During the month, KPLC and KenGen released their full year financials. KPLC profit after tax increased by 258.68% y/y to KES 1.49Bn. The increase was seen from a rise in revenue derived from the reopening of the economy and a larger consumer base. Additionally, cost management and financing strategies boosted the significant increase in profits. Meanwhile, KenGen saw net earnings decrease by 93.94% to KES 1.19Bn. The large decrease was attributed to the reinstatement of income tax obligations that had been relaxed in 2020, this resulted in an increase in tax payments by 195.92% y/y to KES 13.6Bn in 2021. Nonetheless, the board recommended a KES 0.30 dividend that is likely to increase investor sentiment and support the counter.

Inflation declined to 6.45% in October versus 6.91% in September. The decrease was attributed to lower transport prices during the month as the government reinstated the fuel subsidy to reduce pressure on prices. Meanwhile, the food and nonalcoholic beverage index increased by 1.11% to 10.60% due to lower agricultural production as weather conditions remained unfavorable.
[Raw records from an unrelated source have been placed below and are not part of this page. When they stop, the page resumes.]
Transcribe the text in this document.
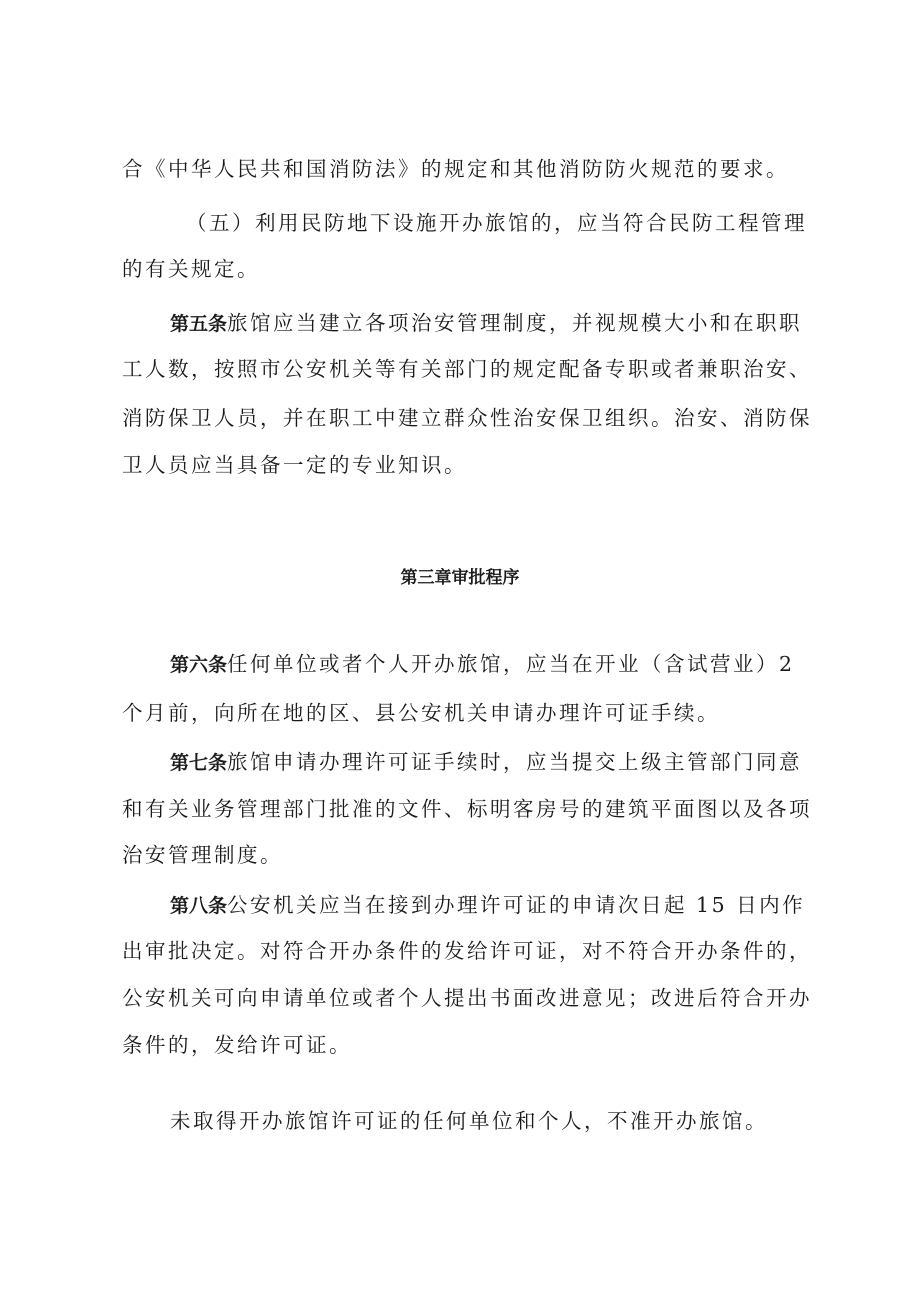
合《中华人民共和国消防法》的规定和其他消防防火规范的要求。
（五）利用民防地下设施开办旅馆的，应当符合民防工程管理
的有关规定。
第五条旅馆应当建立各项治安管理制度，并视规模大小和在职职
工人数，按照市公安机关等有关部门的规定配备专职或者兼职治安、
消防保卫人员，并在职工中建立群众性治安保卫组织。治安、消防保
卫人员应当具备一定的专业知识。
第三章审批程序
第六条任何单位或者个人开办旅馆，应当在开业（含试营业）2
个月前，向所在地的区、县公安机关申请办理许可证手续。
第七条旅馆申请办理许可证手续时，应当提交上级主管部门同意
和有关业务管理部门批准的文件、标明客房号的建筑平面图以及各项
治安管理制度。
第八条公安机关应当在接到办理许可证的申请次日起 15 日内作
出审批决定。对符合开办条件的发给许可证，对不符合开办条件的，
公安机关可向申请单位或者个人提出书面改进意见；改进后符合开办
条件的，发给许可证。
未取得开办旅馆许可证的任何单位和个人，不准开办旅馆。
Crude oil prices hit a seven-year high in early October pushed up by energy supply concerns and continued low oil stocks resulting in the commodity touching highs of $85.43 per barrel. In Kenya, the Energy and Petroleum Regulatory Authority (EPRA) subsidized local pump prices leading to a decrease in the price of petrol and diesel by KES 5.00 to KES 129.72 and KES 110.60 respectively.

The month of October also saw a weakening shilling that hit a 10-month low against the dollar closing the month at KES 111.21, this was driven by an increasing import bill and lower agricultural exports.